Synodevaders - 22 oktober 2005
De synodevergadering is een periode geworden van intense uitwisseling en van getuigenissen over het leven van de Kerk in de verschillende werelddelen. Wij zijn ons bewust geworden van dramatische situaties en van lijden, veroorzaakt door de oorlogen, de hongersnood, de verschillende vormen van terrorisme en van onrechtvaardigheid, die het dagelijkse leven treffen van honderden miljoenen mensen. De diverse haarden van geweld in het Midden Oosten en in Afrika hebben ons in het bijzonder geraakt, maar ons ook gevoeliger gemaakt voor het feit dat dit werelddeel zo in de vergetelheid is geraakt in de publieke opinie van de wereld. De natuurrampen die zich in een steeds hogere frequentie lijken te verveelvoudigen, verplichten om met meer respect naar de natuur te kijken en de banden van solidariteit aan te halen met de getroffen bevolkingen.
Wij hebben de ogen niet gesloten voor de gevolgen van de secularisatie in met name het Westen, waar het heeft geleid tot godsdienstige onverschilligheid en tot de diverse vormen van relativisme. Wij hebben bij de situaties stilgestaan van onrechtvaardigheid en extreme armoede en deze aangeklaagd: zij woekeren alom maar toch vooral in Latijns Amerika, in Afrika en in Azië. Al dit lijden roept tot God en doet een appèl op het geweten van de mensheid. Deze roep stelt ook vragen aan ons. Wat staat er te gebeuren met het "geglobaliseerde dorp" van onze wereld, dat riskeert zichzelf te vernietigen vanwege het bedreigde milieu? Wat te doen opdat in deze tijd van globalisering de solidariteit het kan winnen van het lijden en de ellende?
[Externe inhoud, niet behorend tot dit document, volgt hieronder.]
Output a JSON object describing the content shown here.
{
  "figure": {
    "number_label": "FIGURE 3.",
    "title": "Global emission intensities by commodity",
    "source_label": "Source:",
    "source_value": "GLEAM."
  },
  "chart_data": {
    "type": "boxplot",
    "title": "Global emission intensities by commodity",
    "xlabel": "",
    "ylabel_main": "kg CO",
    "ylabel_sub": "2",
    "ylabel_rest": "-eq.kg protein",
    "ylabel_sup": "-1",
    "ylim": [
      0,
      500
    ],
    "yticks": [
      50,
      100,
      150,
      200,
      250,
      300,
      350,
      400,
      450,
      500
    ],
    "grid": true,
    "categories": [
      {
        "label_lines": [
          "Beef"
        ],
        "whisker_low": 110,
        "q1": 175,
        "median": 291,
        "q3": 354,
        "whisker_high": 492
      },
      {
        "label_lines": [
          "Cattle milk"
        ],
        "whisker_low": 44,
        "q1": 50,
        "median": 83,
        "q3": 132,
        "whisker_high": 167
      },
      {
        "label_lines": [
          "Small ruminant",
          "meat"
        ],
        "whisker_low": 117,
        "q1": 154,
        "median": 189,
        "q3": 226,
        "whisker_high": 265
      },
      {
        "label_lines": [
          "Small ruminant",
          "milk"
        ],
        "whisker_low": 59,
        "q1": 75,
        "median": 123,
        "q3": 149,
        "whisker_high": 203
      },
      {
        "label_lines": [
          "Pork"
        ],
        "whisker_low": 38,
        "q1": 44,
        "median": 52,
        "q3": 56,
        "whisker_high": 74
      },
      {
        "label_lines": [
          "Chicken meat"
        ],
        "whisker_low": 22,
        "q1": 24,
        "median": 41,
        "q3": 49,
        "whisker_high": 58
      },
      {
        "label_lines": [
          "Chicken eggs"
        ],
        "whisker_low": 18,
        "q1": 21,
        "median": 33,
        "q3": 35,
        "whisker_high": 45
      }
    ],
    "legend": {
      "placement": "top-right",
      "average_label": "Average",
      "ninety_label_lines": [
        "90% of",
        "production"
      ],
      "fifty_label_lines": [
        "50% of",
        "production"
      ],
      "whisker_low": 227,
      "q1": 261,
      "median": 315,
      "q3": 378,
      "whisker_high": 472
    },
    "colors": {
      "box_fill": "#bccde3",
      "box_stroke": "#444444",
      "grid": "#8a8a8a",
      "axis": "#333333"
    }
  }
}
Onze gedachten gaan uit naar degenen die de Naties besturen: dat zij zorgvuldig toezien op het welzijn van allen, en de menselijke waardigheid bevorderen van elke menselijke persoon, vanaf de ontvangenis tot aan zijn natuurlijk einde. Wij vragen hun wetgeving te bevorderen die het natuurlijk recht van huwelijk en gezin respecteert. Van onze kant zullen wij actief onze bijdrage blijven leveren aan de gezamenlijke inspanning om duurzame voorwaarden te scheppen voor een waarachtige vooruitgang van heel de mensenfamilie, opdat niemand er het dagelijks brood hoeft te ontberen.